The Lunar New Year Festival, which began Wednesday, has a twist this year. Xinhua reports that setting off firecrackers, visiting relatives and friends with presents, or watching the annual television show on New Years Eve, are part of the traditional New Year celebrations, but this year, according to Xinhua, a popular New Year’s Eve show on CCTV, which has become one of most important rituals for many Chinese and has an audience rating of more than 90 per cent, included a tale about an elderly couple competing to be Olympic torchbearers. They were portrayed as a bit cranky, but were also as hospitable and warm-hearted as other Olympic volunteers.

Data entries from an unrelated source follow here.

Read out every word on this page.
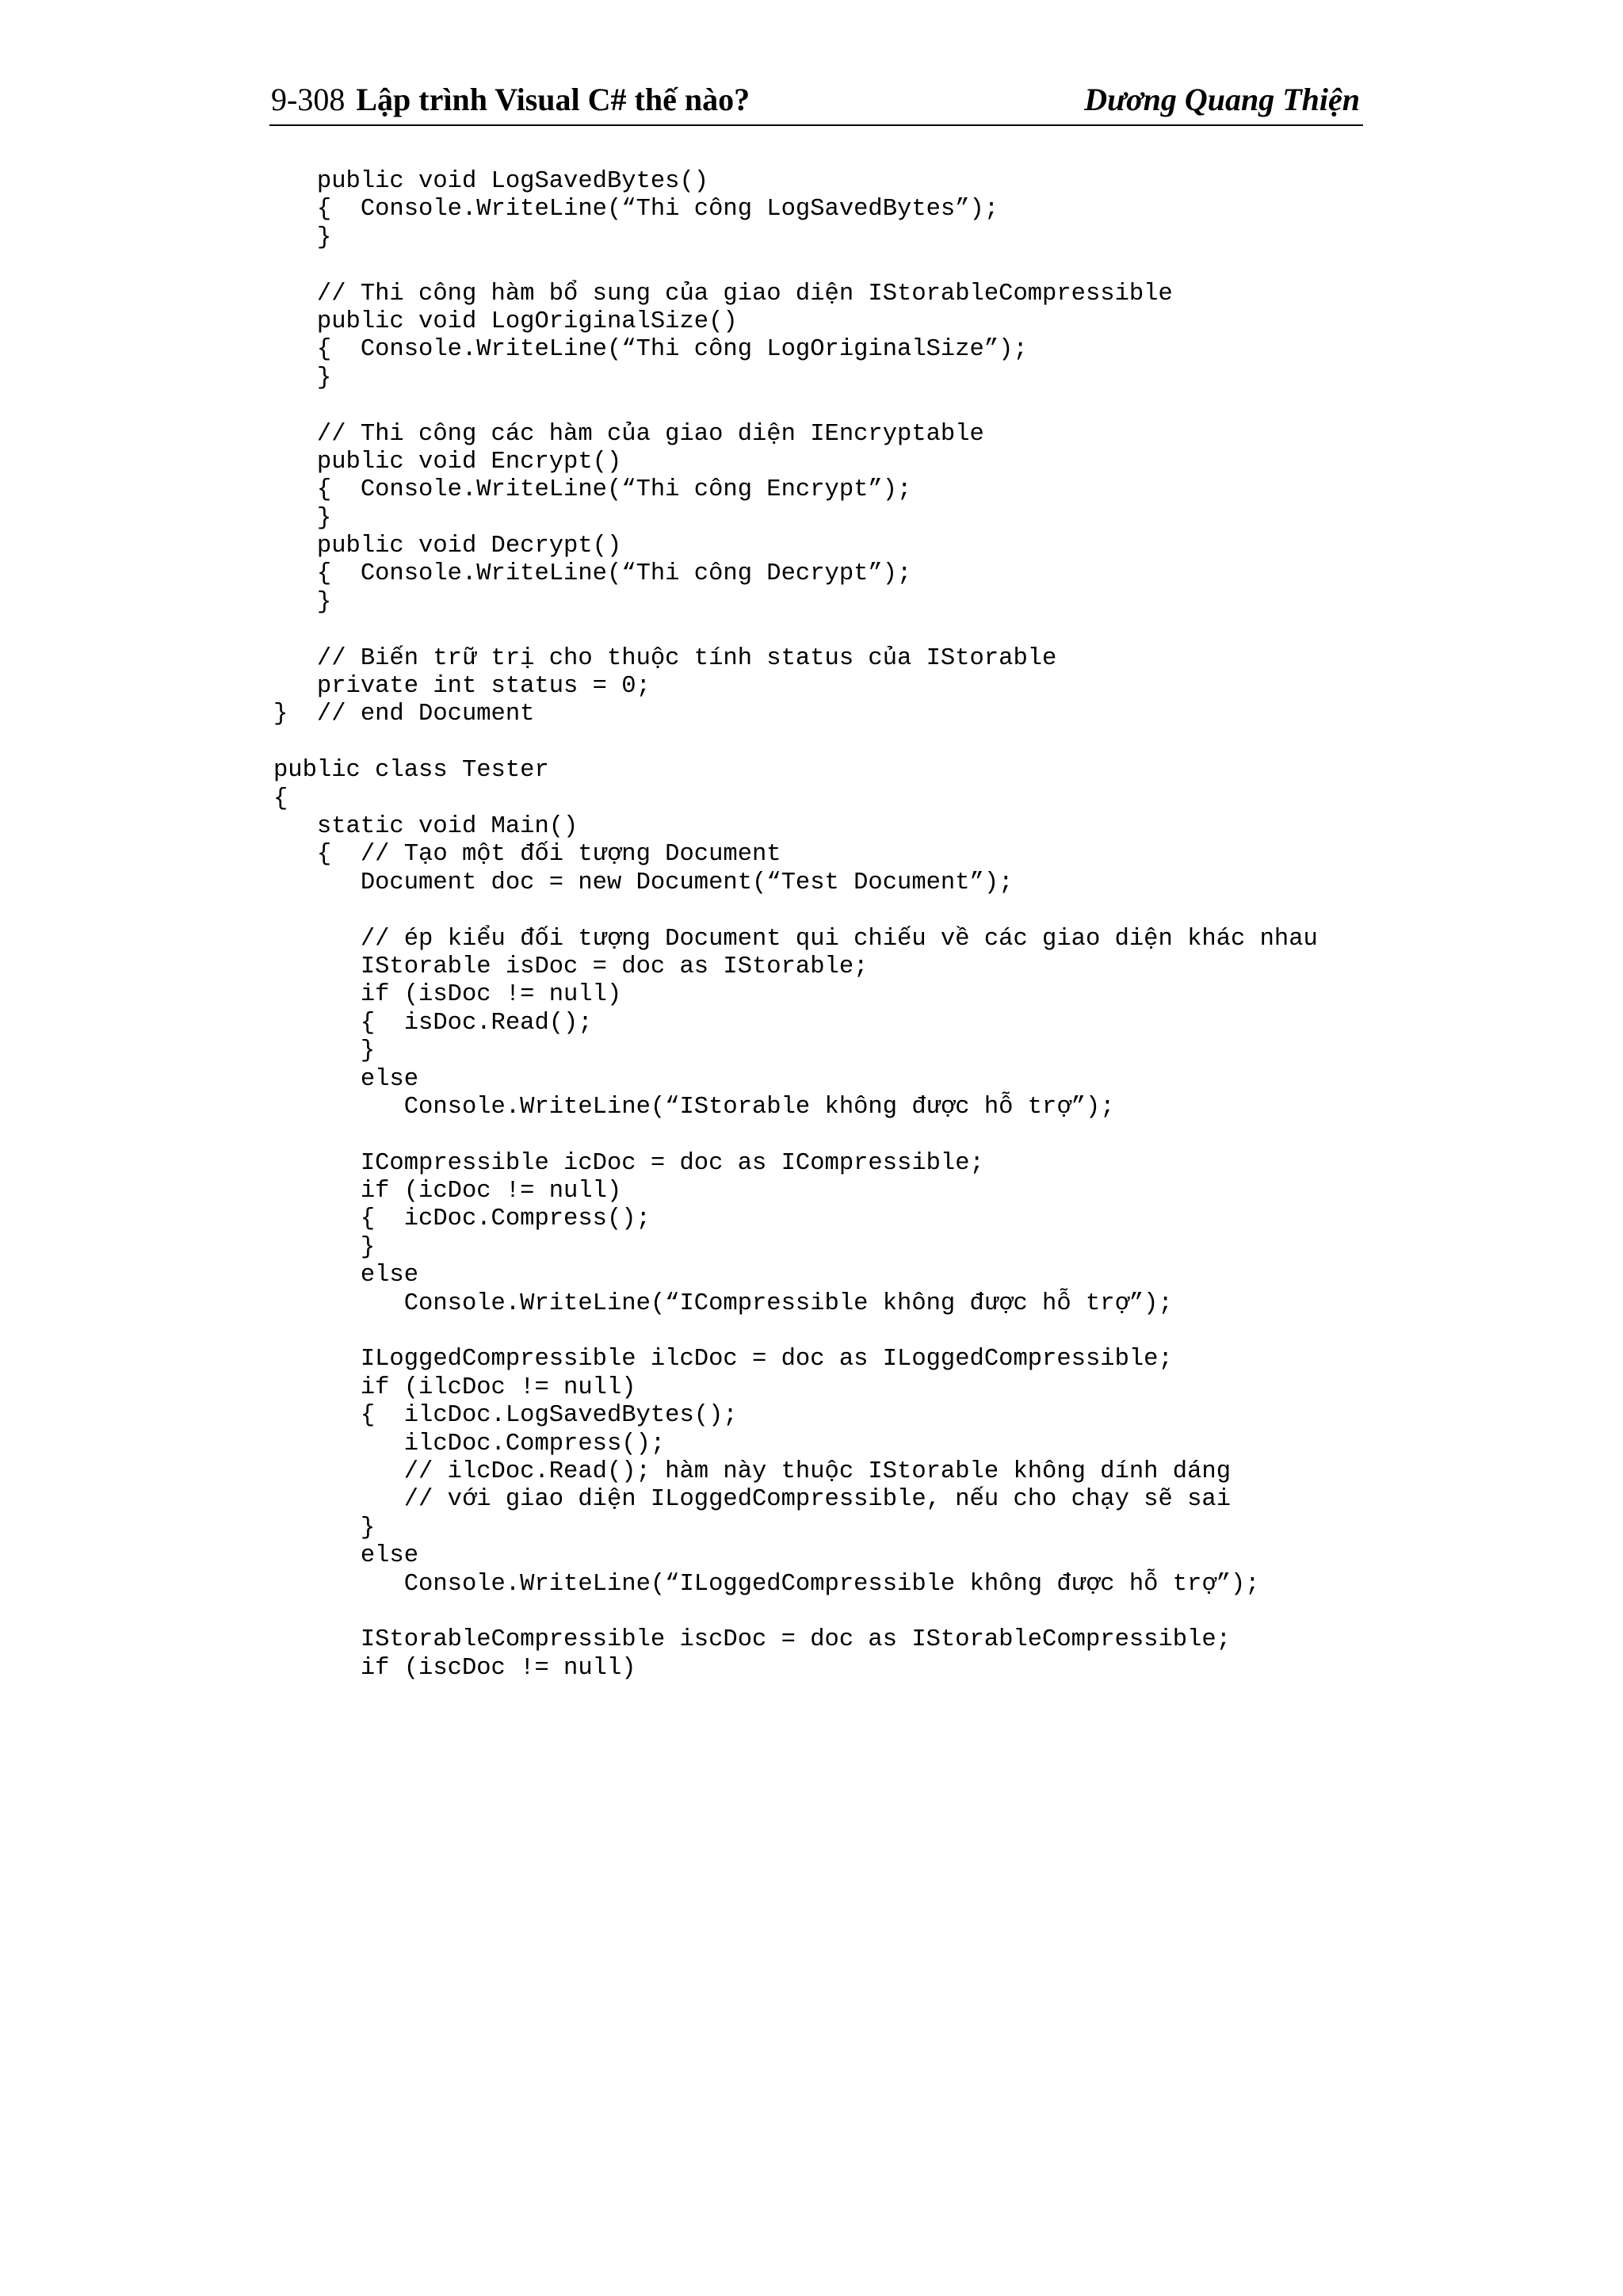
9-308 Lập trình Visual C# thế nào?	Dương Quang Thiện
public void LogSavedBytes()
{  Console.WriteLine(“Thi công LogSavedBytes”);
}
// Thi công hàm bổ sung của giao diện IStorableCompressible
public void LogOriginalSize()
{  Console.WriteLine(“Thi công LogOriginalSize”);
}
// Thi công các hàm của giao diện IEncryptable
public void Encrypt()
{  Console.WriteLine(“Thi công Encrypt”);
}
public void Decrypt()
{  Console.WriteLine(“Thi công Decrypt”);
}
// Biến trữ trị cho thuộc tính status của IStorable
private int status = 0;
}  // end Document
public class Tester
{
static void Main()
{  // Tạo một đối tượng Document
Document doc = new Document(“Test Document”);
// ép kiểu đối tượng Document qui chiếu về các giao diện khác nhau
IStorable isDoc = doc as IStorable;
if (isDoc != null)
{  isDoc.Read();
}
else
Console.WriteLine(“IStorable không được hỗ trợ”);
ICompressible icDoc = doc as ICompressible;
if (icDoc != null)
{  icDoc.Compress();
}
else
Console.WriteLine(“ICompressible không được hỗ trợ”);
ILoggedCompressible ilcDoc = doc as ILoggedCompressible;
if (ilcDoc != null)
{  ilcDoc.LogSavedBytes();
ilcDoc.Compress();
// ilcDoc.Read(); hàm này thuộc IStorable không dính dáng
// với giao diện ILoggedCompressible, nếu cho chạy sẽ sai
}
else
Console.WriteLine(“ILoggedCompressible không được hỗ trợ”);
IStorableCompressible iscDoc = doc as IStorableCompressible;
if (iscDoc != null)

Setting off firecrackers is another New Year tradition but this year many companies producing firecrackers featured products with Olympic-related themes, including one company that offered a package that held five kinds of crackers symbolizing both the five Olympic rings and the five ring roads that encircle Beijing.
Another tradition is posting Spring Festival scrolls on both sides of doors and this year the contents of many scrolls were Olympic-themed.
People give presents to each other and Xinhua reports the Olympic mascot Fuwa was popular in Beijing. One approved Beijing outlet for mascot sales said they sold about 10,000 yuan worth of Fuwa per day since the middle of January but before they had only about 2,000 yuan in daily sales.
Of the 20 temple fairs being held in Beijing, half will have Olympic themes. And for the seven-day Spring Festival holiday Olympic volunteers in Beijing set up about 100 kiosks at top restaurants, hotels and tourist sites for visitors from all over the country and overseas.